Growing Dependency on the US Government and Fed
Stocks are climbing, once again setting new all-time record highs. President Biden unveiled his $2 Trillion infrastructure proposal. The plan calls for roughly a $250 Billion investment each year over the next 8 years, so it won’t necessarily have an overwhelming shock to GDP growth in the near term. Since the plan also calls for an increase in corporate tax rates from 21% up to 28%, there will be a reduction in GDP to offset some of the benefit of the planned infostructure investment. So far, stock investors seem thrilled with the plan. However, I anticipate stock investors will eventually realize that this will reduce corporate profits, which will have an adverse impact on stock prices.
Initial Jobless Claims, which measures the number of Americans filing for first time unemployment benefits, increased 61,000 over last week’s report, coming in at 719,000. Overall, there are 18.2 Million individuals receiving some type of employment benefits.
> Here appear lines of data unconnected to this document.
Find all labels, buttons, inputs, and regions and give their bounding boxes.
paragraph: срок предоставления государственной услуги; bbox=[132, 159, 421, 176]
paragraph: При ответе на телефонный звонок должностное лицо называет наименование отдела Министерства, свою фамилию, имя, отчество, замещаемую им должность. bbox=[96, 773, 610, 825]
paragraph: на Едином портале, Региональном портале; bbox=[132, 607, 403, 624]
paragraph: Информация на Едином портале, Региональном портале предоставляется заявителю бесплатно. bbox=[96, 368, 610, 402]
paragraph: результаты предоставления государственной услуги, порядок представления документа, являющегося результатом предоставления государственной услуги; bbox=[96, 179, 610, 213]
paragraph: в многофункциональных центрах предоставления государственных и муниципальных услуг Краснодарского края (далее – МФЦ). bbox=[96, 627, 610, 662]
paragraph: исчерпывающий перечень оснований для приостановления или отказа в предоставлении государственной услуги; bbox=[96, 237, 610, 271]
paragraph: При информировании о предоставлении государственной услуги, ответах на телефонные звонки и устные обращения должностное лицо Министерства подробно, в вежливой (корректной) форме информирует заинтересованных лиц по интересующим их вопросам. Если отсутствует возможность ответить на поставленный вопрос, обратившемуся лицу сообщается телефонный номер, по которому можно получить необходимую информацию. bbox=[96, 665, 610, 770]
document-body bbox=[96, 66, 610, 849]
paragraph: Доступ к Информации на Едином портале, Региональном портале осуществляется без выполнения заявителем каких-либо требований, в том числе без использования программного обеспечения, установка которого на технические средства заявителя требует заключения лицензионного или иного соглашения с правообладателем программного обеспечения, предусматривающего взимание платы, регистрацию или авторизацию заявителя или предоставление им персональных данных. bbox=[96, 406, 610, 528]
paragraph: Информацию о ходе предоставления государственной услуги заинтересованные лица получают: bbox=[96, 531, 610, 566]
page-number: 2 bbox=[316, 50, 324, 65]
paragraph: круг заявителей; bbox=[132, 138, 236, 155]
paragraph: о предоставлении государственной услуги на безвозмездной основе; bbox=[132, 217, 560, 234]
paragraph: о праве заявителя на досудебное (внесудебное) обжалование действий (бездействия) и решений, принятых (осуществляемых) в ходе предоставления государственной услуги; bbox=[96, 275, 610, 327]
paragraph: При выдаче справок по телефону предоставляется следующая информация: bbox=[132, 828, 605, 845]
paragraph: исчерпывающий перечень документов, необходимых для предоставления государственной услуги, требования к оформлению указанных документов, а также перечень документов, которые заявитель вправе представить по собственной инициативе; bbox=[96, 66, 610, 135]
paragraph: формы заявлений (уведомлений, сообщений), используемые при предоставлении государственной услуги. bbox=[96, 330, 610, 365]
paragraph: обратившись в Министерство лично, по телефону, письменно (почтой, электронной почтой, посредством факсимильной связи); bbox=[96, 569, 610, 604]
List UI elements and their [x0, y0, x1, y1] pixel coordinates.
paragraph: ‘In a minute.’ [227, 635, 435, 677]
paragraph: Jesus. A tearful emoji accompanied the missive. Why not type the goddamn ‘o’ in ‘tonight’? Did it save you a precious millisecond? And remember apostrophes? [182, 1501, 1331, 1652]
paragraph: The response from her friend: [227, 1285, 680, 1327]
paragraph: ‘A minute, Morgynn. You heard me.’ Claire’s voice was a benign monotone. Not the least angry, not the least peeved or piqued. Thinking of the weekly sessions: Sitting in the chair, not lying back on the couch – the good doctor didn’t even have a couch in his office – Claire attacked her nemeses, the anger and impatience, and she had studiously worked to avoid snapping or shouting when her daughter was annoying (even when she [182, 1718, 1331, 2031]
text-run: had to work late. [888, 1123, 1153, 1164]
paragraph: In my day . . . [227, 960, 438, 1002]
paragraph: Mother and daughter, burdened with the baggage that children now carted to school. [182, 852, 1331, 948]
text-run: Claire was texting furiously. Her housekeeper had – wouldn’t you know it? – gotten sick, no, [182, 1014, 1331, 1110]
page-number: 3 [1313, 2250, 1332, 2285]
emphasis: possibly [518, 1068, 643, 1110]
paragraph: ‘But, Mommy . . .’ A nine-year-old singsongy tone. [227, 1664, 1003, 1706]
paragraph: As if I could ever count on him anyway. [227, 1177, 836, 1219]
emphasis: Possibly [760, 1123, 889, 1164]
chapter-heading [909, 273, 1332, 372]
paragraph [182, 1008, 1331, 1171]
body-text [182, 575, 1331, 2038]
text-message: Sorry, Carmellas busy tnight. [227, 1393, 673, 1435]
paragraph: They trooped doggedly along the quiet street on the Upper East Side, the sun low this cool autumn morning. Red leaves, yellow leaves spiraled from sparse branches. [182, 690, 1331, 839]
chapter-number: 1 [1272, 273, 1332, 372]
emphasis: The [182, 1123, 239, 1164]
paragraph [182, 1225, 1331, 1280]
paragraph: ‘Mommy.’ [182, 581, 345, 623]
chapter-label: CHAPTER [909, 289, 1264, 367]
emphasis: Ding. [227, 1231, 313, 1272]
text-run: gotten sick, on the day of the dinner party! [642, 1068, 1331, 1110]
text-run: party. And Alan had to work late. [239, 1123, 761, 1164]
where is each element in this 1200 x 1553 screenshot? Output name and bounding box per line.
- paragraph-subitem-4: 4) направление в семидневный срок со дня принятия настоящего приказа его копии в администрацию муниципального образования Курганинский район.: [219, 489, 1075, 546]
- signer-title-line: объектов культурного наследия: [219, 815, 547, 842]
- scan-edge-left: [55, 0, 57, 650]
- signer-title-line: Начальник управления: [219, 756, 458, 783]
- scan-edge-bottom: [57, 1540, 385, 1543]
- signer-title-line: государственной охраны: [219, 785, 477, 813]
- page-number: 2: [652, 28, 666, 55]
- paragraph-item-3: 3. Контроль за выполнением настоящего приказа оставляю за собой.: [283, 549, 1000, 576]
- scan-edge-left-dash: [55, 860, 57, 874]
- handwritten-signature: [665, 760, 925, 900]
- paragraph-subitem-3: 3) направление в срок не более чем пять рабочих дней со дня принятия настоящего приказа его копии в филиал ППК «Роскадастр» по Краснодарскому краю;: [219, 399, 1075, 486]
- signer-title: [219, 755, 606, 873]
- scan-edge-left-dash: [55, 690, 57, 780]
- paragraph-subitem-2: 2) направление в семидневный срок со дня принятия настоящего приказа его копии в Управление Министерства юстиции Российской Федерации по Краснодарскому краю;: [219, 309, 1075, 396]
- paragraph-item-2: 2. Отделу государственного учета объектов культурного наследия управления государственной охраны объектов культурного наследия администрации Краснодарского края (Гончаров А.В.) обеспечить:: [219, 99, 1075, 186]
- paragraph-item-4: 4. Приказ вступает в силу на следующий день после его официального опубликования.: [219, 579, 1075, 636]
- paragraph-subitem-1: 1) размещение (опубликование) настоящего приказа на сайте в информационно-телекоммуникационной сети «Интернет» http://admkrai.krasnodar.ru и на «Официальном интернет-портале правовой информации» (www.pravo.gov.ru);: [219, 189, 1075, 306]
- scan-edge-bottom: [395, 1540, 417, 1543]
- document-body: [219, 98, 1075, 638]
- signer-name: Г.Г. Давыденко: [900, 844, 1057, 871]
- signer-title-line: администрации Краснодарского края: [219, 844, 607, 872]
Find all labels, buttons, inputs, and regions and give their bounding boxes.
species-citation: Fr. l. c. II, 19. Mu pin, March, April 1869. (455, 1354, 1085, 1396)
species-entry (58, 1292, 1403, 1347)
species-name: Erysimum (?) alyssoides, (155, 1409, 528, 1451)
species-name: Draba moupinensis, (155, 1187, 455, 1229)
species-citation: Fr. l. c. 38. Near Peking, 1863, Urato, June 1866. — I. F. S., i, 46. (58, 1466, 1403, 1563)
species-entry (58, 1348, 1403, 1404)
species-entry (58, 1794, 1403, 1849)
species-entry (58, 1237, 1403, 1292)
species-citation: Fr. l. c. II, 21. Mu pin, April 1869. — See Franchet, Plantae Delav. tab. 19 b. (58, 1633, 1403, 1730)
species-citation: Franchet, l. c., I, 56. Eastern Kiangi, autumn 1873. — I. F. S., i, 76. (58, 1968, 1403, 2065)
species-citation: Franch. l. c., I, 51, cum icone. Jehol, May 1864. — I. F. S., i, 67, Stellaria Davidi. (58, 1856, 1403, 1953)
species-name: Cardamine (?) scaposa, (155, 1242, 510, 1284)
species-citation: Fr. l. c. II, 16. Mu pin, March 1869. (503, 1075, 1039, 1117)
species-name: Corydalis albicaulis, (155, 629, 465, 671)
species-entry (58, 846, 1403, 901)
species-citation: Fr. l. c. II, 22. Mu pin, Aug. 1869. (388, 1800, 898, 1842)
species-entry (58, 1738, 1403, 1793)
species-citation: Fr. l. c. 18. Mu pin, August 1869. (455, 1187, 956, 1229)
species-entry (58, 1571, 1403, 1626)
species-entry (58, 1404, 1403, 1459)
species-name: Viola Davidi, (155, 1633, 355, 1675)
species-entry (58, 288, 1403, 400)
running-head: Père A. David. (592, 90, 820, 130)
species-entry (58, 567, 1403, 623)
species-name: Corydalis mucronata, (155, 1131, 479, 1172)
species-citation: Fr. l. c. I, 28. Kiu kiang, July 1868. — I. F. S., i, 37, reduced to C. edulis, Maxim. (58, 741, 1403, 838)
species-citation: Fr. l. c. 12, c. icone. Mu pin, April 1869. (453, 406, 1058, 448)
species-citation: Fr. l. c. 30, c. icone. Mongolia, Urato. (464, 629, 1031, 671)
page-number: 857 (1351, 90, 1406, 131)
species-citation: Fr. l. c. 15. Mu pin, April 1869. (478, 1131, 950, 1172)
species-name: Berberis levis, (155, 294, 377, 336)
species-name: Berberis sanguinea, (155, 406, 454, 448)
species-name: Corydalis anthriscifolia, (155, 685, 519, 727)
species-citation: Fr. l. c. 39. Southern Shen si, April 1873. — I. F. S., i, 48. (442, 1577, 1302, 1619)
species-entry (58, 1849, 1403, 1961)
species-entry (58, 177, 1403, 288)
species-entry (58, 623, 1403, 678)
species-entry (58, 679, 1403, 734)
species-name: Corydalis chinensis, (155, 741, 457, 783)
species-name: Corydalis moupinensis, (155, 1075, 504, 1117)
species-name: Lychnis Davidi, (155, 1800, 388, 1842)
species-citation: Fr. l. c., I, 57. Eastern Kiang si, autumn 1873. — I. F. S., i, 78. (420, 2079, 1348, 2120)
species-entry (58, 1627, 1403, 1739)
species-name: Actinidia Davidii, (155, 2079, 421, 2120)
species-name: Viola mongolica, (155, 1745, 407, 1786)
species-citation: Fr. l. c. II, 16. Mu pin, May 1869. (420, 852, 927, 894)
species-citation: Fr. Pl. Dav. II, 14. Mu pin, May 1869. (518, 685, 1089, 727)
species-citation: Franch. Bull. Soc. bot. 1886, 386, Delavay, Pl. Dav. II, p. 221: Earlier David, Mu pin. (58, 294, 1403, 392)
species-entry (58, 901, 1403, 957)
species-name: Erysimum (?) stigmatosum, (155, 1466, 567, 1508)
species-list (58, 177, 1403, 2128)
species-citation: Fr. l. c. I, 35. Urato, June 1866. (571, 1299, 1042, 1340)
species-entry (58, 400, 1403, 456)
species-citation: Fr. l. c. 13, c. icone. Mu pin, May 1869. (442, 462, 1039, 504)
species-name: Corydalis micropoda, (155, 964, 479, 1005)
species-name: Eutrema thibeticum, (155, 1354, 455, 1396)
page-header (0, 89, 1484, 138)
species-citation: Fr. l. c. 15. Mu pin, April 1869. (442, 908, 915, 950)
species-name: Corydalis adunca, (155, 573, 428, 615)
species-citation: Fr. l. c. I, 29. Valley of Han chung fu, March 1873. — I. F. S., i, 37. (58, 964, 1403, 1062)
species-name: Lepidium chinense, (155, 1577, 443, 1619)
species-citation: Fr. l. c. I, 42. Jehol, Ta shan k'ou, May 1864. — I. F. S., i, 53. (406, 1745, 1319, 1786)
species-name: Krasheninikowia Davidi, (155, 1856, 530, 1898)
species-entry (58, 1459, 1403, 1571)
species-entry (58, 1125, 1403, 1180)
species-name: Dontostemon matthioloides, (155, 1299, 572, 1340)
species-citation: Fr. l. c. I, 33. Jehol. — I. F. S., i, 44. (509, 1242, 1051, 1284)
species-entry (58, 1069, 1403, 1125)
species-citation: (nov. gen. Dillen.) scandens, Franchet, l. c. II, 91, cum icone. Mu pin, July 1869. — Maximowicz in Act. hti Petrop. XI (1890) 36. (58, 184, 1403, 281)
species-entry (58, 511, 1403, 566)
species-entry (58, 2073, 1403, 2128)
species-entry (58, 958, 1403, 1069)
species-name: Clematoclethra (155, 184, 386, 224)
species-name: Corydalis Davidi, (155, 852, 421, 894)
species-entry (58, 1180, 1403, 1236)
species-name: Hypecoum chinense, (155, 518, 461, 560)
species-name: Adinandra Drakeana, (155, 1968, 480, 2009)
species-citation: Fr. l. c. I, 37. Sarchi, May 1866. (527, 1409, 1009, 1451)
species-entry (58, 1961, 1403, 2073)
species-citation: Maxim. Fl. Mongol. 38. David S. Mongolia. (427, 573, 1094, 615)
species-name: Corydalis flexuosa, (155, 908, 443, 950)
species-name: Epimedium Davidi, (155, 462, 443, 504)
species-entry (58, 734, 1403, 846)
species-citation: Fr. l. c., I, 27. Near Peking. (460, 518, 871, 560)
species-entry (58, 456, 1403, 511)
Given this number, there is great concern over what will happen in our US economy when the additional Pandemic Relief benefits are eventually allowed to expire. Our economy is growing dependent upon the Federal Reserve and the US Treasury Department to help stabilize and stimulate growth. Without such support, our economy would not be where it is and would certainly spiral into a deep state of despair.
Mortgage bonds have yet to break out of the current trading range. The longer term expectation of for rates to continue to rise. We will maintain a locking bias.